Micro-satellite primers for yellow catfish growing specificity analysis the most according to claim 1, it is characterised in that primer The solution temperature of the microsatellite fragment of SEQ ID NO:4 and SEQ ID NO:5 amplification is 56 DEG C, and clip size is 311bp；Primer The solution temperature of the microsatellite fragment of SEQ ID NO:6 and SEQ ID NO:7 amplification is 61 DEG C, and clip size is 272bp, primer The solution temperature of the microsatellite fragment of SEQ ID NO:8 and SEQ ID NO:9 amplification is 56 DEG C, and clip size is 220bp.

3. contain the test kit of micro-satellite primers described in claim 1 or 2.

4. test kit described in micro-satellite primers described in claim 1 or 2 or claim 3 in Pelteobagrus fulvidraco genetic breeding should With.

5. the method detecting Pelteobagrus fulvidraco total length character, it is characterised in that comprise the following steps:

S1. sample DNA is extracted；

S2. utilize the primer amplification sample DNA of SEQ ID NO:4～9 described in claim 1 or 2, analyze micro-in sample DNA defending The type of asterisk note and genotype, determine the total length character of Pelteobagrus fulvidraco.

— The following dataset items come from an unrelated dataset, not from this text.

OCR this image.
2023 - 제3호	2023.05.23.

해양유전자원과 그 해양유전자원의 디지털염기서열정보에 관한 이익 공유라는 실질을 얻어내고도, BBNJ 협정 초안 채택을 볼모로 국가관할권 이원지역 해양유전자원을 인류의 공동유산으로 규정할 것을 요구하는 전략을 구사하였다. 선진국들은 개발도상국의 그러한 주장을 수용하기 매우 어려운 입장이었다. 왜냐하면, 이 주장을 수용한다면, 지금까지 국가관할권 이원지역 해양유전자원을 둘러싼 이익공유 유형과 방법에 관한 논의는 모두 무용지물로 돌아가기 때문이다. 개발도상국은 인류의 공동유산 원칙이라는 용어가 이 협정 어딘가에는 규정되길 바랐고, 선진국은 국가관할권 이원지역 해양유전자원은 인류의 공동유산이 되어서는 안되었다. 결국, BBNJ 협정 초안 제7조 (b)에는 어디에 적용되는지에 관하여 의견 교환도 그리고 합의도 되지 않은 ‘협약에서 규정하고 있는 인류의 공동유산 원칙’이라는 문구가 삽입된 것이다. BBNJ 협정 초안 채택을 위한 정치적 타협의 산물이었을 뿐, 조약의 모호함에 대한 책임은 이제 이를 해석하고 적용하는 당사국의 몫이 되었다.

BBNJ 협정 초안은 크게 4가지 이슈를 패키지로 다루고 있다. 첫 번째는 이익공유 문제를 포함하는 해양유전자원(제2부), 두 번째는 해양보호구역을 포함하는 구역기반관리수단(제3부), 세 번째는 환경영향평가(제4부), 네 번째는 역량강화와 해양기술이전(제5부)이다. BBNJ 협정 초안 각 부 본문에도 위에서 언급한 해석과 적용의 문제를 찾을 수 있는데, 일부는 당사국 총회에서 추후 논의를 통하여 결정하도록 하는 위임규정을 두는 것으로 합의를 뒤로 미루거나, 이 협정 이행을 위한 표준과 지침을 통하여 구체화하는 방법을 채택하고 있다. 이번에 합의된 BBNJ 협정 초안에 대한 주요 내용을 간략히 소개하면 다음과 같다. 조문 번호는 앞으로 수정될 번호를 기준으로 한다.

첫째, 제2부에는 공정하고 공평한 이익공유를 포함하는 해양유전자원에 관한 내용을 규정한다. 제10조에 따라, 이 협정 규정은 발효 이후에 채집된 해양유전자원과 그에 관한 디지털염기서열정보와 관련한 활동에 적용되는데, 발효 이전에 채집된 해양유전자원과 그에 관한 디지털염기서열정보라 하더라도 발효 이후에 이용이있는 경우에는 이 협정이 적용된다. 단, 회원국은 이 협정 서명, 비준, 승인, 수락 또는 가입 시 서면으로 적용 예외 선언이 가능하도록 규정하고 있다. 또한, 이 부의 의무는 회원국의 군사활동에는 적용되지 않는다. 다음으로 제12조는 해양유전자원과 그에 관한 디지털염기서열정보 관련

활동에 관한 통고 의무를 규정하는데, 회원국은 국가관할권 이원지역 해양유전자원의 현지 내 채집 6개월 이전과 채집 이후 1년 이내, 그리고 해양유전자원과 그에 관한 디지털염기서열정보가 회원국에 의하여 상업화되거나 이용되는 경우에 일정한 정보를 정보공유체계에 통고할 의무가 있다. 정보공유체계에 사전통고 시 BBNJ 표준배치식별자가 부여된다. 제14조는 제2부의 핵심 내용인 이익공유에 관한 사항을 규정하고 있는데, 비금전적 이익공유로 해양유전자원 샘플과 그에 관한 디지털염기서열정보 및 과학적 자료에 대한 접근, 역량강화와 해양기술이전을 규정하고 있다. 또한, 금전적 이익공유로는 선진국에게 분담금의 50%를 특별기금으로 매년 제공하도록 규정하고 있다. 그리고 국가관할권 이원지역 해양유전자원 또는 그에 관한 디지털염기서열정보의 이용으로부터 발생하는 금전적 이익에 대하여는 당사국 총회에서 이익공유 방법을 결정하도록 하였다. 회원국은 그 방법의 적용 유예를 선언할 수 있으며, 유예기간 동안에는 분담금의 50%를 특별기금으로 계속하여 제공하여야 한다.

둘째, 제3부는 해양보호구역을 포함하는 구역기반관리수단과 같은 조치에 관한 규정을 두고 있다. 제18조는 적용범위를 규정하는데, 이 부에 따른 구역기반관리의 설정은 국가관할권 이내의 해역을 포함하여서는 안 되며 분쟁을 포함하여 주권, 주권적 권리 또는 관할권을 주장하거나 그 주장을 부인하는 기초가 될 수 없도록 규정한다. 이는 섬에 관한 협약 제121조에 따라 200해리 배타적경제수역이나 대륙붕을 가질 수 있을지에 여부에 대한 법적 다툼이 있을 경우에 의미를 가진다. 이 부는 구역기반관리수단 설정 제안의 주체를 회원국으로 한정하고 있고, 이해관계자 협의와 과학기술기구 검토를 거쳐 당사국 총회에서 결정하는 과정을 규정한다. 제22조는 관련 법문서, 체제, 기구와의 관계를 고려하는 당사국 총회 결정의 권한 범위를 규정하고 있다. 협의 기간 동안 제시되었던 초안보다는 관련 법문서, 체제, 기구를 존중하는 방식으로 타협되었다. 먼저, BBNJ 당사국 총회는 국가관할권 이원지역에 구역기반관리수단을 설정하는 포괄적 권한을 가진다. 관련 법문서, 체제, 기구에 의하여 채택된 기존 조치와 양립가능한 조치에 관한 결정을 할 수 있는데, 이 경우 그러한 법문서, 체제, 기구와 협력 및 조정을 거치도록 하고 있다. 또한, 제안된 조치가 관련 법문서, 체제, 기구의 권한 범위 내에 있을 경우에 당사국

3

6. the method for the excellent Pelteobagrus fulvidraco of selection-breeding, it is characterised in that comprise the following steps:

S1. sample DNA is extracted；

S2. utilize the primer amplification sample DNA of SEQ ID NO:4～9 described in claim 1 or 2, analyze micro-in sample DNA defending The type of asterisk note and genotype；

S3. result judges: if containing repeating motif (GA) in sample DNA_n1, then Select gene type be the sample of CD be excellent yellow forehead Fish；If the motif containing restructuring (TCTT) in sample DNA_n2, then Select gene type be the sample of BD be excellent Pelteobagrus fulvidraco；If sample DNA In containing repeat motif (AC)_n3, then Select gene type be the sample of DD be excellent Pelteobagrus fulvidraco.